I’ve got an index on columns a VARCHAR(255), b INT in an InnoDB table. Given two a,b pairs, can I use the MySQL index to determine if the pairs are the same from a c program (i.e. without using a strcmp and numerical comparison)?
- Where is a MySQL InnoDB index stored in the file system?
- Can it be read and used from a separate program? What is the format?
- How can I use an index to determine if two keys are the same?
Note: An answer to this question should either a) provide a method for accessing a MySQL index in order to accomplish this task or b) explain why the MySQL index cannot practically be accessed/used in this way. A platform-specific answer is fine, and I’m on Red Hat 5.8.
Below is the previous version of this question, which provides more context but seems to distract from the actual question. I understand that there are other ways to accomplish this example within MySQL, and I provide two. This is not a question about optimization, but rather of factoring out a piece of complexity that exists across many different dynamically generated queries.
I could accomplish my query using a subselect with a subgrouping, e.g.
SELECT c, AVG(max_val)
FROM (
SELECT c, MAX(val) AS max_val
FROM table
GROUP BY a, b) AS t
GROUP BY c
But I’ve written a UDF that allows me to do it with a single select, e.g.
SELECT b, MY_UDF(a, b, val)
FROM table
GROUP by c
The key here is that I pass the fields a and b to the UDF, and I manually manage a,b subgroups in each group. Column a is a varchar, so this involves a call to strncmp to check for matches, but it’s reasonably fast.
However, I have an index my_key (a ASC, b ASC). Instead of checking for matches on a and b manually, can I just access and use the MySQL index? That is, can I get the index value in my_key for a given row or a,b pair in c (inside the UDF)? And if so, would the index value be guaranteed to be unique for any value a,b?
I would like to call MY_UDF(a, b, val) and then look up the mysql index value (a,b) in c from the UDF.
If you just want to access an index outside of MySQL, you will have to use the API for one of the MySQL storage engines. The default engine is InnoDB. See overview here: InnoDB Internals. This describes (at a very high level) both the data layout on disk and the APIs to access it. A more detailed description is here: Embedded InnoDB.
However, rather than write your own program that uses InnoDB APIs directly (which is a lot of work), you might use one of the projects that have already done that work:
HandlerSocket: gives NoSQL access to InnoDB tables, runs in a UDF. See a very informative blog post from the developer. The goal of HandlerSocket is to provide a NoSQL interface exposed as a network daemon, but you could use the same technique (and much of the same code) to provide something that would be used by a query withing MySQL.
memcached InnoDB plugin. gives memcached style access to InnoDB tables.
HailDB: gives NoSQL access to InnoDB tables, runs on top of Embedded InnoDB. see conference presentation.

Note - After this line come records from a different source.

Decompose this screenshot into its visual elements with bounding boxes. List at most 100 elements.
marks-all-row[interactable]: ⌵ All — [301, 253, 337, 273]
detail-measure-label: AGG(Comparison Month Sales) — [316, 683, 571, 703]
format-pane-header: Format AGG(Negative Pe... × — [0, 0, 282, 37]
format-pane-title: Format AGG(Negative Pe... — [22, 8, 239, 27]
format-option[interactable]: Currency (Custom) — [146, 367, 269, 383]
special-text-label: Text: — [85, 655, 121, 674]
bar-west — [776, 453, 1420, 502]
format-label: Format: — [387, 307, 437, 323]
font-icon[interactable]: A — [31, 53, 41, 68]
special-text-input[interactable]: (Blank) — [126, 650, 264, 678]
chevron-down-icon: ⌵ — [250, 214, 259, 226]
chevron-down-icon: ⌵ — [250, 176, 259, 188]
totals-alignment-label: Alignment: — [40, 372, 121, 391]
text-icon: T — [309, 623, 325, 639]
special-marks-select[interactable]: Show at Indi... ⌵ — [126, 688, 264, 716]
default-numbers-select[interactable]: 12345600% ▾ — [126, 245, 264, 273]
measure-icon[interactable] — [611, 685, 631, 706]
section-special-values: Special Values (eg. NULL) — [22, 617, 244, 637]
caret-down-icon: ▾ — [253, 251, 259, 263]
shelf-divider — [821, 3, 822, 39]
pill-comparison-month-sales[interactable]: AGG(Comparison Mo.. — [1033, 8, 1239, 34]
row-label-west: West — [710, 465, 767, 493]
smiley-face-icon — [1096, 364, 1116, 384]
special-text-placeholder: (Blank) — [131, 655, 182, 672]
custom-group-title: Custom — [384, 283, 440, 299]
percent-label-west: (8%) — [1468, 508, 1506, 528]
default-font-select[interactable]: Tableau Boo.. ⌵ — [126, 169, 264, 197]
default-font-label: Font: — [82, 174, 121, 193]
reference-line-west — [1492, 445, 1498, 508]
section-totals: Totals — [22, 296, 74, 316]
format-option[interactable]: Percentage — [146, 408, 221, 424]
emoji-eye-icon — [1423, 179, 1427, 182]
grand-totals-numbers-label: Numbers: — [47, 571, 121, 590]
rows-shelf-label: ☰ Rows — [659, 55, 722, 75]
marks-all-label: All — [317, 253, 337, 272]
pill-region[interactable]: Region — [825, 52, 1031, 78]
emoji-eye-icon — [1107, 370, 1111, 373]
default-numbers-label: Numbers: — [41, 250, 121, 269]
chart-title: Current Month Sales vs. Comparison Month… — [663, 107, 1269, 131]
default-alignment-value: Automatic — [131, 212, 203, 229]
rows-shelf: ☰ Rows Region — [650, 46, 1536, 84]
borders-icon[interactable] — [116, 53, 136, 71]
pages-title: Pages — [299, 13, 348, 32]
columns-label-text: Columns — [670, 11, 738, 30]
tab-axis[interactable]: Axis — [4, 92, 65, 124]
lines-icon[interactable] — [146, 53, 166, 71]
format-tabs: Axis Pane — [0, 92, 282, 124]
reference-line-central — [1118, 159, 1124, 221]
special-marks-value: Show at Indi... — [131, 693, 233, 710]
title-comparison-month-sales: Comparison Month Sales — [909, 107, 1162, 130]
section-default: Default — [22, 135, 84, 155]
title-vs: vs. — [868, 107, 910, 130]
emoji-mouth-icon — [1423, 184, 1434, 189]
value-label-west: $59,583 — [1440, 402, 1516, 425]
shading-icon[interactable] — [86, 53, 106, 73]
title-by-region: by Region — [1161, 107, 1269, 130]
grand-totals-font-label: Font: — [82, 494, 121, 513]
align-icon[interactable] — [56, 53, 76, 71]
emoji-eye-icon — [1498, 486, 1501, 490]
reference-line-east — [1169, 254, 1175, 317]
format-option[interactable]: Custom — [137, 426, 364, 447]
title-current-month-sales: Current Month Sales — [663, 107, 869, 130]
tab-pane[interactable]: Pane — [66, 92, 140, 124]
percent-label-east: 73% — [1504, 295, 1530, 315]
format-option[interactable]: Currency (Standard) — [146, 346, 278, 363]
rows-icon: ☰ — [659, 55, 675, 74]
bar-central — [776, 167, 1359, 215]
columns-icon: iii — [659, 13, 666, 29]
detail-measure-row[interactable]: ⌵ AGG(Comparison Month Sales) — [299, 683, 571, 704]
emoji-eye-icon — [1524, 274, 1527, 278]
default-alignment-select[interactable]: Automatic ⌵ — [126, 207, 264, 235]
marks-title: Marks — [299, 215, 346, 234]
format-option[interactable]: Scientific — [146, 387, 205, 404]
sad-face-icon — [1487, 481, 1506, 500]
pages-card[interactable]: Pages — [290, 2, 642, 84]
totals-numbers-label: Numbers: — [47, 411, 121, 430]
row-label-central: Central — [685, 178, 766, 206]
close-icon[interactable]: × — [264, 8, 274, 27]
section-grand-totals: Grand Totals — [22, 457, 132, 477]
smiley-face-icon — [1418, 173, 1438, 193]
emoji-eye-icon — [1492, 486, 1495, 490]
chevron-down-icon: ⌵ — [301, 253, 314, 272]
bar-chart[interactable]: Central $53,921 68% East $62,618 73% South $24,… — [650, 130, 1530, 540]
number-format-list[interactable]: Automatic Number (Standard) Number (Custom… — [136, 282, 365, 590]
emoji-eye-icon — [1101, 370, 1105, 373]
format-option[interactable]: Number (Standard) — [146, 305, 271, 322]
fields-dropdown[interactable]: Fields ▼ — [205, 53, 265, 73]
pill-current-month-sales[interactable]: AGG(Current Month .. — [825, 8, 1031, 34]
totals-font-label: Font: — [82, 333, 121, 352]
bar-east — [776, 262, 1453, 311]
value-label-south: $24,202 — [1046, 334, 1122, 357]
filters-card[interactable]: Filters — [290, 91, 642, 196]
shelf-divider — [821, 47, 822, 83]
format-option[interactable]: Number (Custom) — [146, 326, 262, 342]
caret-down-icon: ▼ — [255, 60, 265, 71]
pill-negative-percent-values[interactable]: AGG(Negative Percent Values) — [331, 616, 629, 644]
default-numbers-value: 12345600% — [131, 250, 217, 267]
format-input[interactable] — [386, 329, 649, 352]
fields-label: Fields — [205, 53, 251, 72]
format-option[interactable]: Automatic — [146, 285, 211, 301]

EDIT: HailDB probably won’t work running side-by-side with MySQL.
I believe any of these can run side-by-side with MySQL (using the same tables live), and can be used from C, so they do meet your requirements.
If you can use/migrate to MySQL Cluster, see also NDB API, a direct API, and ndbmemcache, a way to access MySQL Cluster using memcache API.
This is hard to answer without knowing why you are trying to do this, because the implications of different approaches are very different.